Results: Considering transfusion as an "exposure," and comparing patients who received transfusions with those who did not, we found that blood transfusion was not associated with decreased survival after accounting for all explanatory variables (hazard ratio [HR] 1.06; 95% CI, 0.87-1.30; p = 0.57). Evaluating transfusion in terms of dose-response, we found that patients who received more transfusions had lower survival compared with those who had fewer transfusions after accounting for all explanatory variables (HR per unit of blood transfused, 1.07; 95% CI, 1.02-1.12; p = 0.005). We found that age (HR, 1.02; 95% CI, 1.01-1.02; p < 0.001), comorbidity status (HR, 1.06; 95% CI, 1.01-1.10; p = 0.014), duration of hospital stay (HR, 1.02; 95% CI 1.00-1.03; p = 0.021), tumor type (HR, 1.71; 95% CI, 1.44-2.03; p < 0.001), and visceral metastases (HR, 1.59; 95% CI, 1.34-1.88; p < 0.001) were independently associated with survival.
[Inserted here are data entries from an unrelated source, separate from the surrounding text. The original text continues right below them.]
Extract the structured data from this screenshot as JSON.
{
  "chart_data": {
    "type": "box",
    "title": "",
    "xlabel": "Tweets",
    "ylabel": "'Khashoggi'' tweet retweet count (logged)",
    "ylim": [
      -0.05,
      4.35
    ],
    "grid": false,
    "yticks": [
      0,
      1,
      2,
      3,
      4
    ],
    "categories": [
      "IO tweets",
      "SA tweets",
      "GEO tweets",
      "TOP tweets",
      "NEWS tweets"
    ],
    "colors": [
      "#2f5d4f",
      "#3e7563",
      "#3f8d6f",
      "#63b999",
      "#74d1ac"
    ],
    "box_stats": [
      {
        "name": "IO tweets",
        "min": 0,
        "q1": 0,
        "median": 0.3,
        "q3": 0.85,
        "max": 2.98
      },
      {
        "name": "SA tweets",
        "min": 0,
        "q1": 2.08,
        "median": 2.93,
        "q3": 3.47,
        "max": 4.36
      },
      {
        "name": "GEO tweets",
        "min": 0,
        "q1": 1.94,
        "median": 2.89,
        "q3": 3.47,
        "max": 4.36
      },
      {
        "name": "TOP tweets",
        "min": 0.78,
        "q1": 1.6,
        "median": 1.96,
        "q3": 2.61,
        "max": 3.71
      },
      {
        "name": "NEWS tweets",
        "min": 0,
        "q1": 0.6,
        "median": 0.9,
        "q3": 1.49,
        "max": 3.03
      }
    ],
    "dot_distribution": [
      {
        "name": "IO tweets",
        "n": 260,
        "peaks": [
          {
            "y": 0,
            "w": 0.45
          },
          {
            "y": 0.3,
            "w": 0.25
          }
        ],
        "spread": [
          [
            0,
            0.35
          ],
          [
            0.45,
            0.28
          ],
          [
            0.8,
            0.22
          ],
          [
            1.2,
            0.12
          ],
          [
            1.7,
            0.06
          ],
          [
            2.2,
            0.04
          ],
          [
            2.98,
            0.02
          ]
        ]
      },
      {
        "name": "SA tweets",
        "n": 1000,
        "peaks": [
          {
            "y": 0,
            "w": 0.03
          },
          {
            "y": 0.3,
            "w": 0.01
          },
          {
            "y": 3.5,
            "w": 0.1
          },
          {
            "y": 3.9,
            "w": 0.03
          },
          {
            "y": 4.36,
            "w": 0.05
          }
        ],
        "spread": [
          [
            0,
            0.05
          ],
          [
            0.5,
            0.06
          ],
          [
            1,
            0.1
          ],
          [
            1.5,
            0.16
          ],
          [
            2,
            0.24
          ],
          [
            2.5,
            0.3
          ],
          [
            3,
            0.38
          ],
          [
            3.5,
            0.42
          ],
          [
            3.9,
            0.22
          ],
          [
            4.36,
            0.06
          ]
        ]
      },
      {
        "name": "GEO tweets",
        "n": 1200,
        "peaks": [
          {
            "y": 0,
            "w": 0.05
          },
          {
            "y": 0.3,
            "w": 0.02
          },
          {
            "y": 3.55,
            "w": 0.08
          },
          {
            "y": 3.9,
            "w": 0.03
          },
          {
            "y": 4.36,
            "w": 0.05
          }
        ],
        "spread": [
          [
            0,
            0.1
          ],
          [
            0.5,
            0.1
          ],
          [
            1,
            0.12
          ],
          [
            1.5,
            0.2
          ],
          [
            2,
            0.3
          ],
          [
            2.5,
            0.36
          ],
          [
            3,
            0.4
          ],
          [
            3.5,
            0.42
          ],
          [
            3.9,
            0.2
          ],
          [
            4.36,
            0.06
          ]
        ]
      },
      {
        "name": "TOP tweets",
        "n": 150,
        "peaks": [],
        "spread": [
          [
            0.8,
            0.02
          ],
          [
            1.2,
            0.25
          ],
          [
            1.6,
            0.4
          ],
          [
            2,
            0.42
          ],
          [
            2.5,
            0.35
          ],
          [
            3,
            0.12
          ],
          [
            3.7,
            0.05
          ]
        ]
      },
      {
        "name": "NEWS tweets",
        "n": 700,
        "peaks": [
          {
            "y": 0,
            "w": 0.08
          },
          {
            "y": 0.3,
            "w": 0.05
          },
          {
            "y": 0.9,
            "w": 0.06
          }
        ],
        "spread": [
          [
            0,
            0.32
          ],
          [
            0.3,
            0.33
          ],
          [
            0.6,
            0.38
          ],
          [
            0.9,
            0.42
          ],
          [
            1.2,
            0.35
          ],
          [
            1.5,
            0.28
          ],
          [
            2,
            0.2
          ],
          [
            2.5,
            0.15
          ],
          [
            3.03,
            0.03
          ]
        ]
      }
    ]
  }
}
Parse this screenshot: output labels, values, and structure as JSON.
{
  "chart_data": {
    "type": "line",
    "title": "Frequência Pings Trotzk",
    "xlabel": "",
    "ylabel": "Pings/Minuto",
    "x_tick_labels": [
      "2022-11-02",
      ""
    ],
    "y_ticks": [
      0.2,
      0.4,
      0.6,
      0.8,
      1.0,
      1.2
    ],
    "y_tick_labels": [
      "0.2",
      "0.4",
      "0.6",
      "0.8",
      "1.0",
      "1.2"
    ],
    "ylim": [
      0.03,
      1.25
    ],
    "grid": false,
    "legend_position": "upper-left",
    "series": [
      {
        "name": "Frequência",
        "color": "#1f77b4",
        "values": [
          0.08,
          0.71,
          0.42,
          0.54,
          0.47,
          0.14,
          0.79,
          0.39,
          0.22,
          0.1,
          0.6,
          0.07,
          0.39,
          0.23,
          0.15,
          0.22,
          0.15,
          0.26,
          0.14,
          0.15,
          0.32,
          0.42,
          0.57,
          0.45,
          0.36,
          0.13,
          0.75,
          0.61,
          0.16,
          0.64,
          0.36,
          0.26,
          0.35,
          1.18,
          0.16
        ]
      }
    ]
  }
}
Conclusion: We found that exposure to perioperative allogeneic blood transfusion does not decrease survival, with the numbers available. However, our sample size might have been insufficient to reveal a small but potentially relevant effect. Our results do suggest a dose-response relationship; patients who received more transfusions had lower survival compared with those with fewer transfusions. Risk of death increased by 7% per unit of blood transfused.

Level of evidence: Level III, prognostic study.

Fig. 1

The change in hematocrit level triggering perioperative allogeneic blood transfusion in our cohort with time is shown. The decrease was not significant as assessed using linear regression analysis (p = 0.12). The 95% CIs are indicated in gray. The hematocrit to hemoglobin ratio was approximately 3:1.